Isola dei Famosi. Passò alla storia lo scazzo con Cristiano Malgioglio, al quale disse: “E certo, tu si’ ricchione e io no!».
«Gli chiesi scusa, gli mandai una lettera e Cecchi Paone mi disse che lui la strappò senza neppure leggerla. Quell’episodio fu montato ad arte. Sa, mica lo avevo detto in diretta. Cristiano mi dimostrava una cattiveria umana incredibile, per lui sull’Isola non esistevo. C’era anche Valeria Marini, che mi conosceva e mi difendeva: “Guarda che Mariano non è uno sfigato”. Ma niente. Malgioglio diceva che io ero l’inferno e lui il paradiso. Che non avevo né arte né parte. Ma come? Uno che ha fatto il posteggiatore non ha arte? È arte, la posteggia».

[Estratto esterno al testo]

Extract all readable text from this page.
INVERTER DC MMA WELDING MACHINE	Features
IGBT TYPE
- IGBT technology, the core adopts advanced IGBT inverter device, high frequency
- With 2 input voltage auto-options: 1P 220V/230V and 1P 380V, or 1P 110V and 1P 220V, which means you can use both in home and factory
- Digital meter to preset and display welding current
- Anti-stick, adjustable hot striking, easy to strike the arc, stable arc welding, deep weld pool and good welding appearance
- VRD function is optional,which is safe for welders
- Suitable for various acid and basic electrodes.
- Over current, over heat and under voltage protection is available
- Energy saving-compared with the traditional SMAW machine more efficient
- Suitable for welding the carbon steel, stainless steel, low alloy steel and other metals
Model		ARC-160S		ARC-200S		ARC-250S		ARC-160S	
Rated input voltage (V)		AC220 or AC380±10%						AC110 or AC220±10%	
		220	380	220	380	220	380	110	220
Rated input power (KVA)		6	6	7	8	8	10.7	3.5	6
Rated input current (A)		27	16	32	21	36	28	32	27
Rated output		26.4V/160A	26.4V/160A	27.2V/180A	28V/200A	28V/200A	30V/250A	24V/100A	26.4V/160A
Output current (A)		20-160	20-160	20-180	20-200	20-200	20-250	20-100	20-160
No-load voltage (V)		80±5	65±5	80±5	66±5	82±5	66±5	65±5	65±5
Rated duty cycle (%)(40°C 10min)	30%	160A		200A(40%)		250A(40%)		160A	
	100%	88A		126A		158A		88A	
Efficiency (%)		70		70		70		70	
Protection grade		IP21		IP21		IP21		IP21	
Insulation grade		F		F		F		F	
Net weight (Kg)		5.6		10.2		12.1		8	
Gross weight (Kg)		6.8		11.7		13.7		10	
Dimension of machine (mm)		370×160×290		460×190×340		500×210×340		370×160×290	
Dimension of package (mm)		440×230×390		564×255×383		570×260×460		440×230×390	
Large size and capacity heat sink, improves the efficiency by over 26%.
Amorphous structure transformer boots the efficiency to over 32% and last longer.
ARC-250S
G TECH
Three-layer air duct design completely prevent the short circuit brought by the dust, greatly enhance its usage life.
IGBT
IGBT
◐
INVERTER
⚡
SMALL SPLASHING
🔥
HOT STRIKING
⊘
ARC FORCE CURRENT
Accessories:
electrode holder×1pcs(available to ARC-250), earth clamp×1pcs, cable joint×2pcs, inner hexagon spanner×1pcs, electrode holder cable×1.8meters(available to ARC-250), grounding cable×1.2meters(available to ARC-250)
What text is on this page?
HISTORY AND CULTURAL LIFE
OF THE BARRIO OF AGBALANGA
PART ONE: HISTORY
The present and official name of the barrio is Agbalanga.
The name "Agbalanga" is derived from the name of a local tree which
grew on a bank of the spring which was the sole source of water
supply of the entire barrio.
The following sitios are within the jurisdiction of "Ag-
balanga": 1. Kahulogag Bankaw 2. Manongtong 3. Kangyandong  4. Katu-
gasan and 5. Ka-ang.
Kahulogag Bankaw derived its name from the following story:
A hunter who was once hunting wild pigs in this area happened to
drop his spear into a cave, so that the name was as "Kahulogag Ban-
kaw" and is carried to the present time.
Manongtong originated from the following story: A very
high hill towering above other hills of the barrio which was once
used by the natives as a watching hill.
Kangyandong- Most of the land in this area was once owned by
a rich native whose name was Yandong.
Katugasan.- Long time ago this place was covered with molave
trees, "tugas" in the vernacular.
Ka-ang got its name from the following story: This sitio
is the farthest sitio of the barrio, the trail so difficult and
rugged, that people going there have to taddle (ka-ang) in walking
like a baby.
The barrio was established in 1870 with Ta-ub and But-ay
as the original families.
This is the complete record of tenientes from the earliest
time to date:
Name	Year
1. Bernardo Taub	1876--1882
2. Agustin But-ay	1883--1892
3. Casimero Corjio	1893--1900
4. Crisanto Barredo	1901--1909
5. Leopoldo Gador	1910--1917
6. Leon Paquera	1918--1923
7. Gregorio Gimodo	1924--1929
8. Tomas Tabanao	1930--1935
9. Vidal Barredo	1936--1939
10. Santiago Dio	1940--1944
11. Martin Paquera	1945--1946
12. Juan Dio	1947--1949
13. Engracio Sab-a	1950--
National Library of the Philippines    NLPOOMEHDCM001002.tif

Lui la provocava e lei sbottò.
«Sì. Ma poi hanno trasmesso solo quel “tu si’ ricchione e io no”. Degli insulti di Malgioglio neanche uno. Dovevano far vedere che ero l’omofobo figlio di puttana e lui il gran signore. Malgioglio mi diceva che avevo scritto canzoni solo per il Presidente e che lui scriveva per Mina. E allora chi scrive per Mina può fare il cazzo che gli pare?».
Pure Luxuria, che conduceva l’Isola, la massacrò.
«Ovviamente. Gli altri concorrenti, che sapevano cos’era successo, mi chiedevano: “Ma perché ti dà contro?”. Il motivo mi pare chiaro, Luxuria fa parte di un certo mondo... e poi, scusi, a Napoli “ricchione” è un intercalare, lo dici pure agli etero. Se si documentassero meglio sulla parola forse si offenderebbero un po’ meno».
La rivedremo in tv?
«Onestamente lo spero».
Lei è tifosissimo del Napoli: Higuain traditore?
«È stato fatto un torto ai tifosi, lo capisco. Ma chi ha il coraggio di dire che non avrebbe lasciato Napoli per 7 milioni e mezzo netti? Il denaro è la luce dei nostri occhi, purtroppo. Fa la comodità».
Che ne pensa della serie Gomorra?
«Non fa bene alla città: se la vede un adolescente esaltato che vuole fare il boss a tutti i costi non è mica innocua. Ma l’ho trovata imperfetta soprattutto per il dialetto napoletano: la cadenza, la tonalità non mi è piaciuta assolutamente».
Il più grande cantautore italiano?
«Fabrizio De Andrè».
In un’altra vita chi vorrebbe essere?
«Mastrioanni, per un fatto di bellezza: oltre che un attore che ha fatto la storia era un uomo magnifico».
Un rimpianto?
«Non ne ho, per niente. Rifarei tutto. Anche se la mia, per ovvie ragioni, è stata una carriera artistica anormale».
Poteva pure andare peggio...
«Lo so, sono stato un po’ ipocrita a dirlo: se non avessi incontrato Berlusconi forse sarei morto suonando nei ristoranti».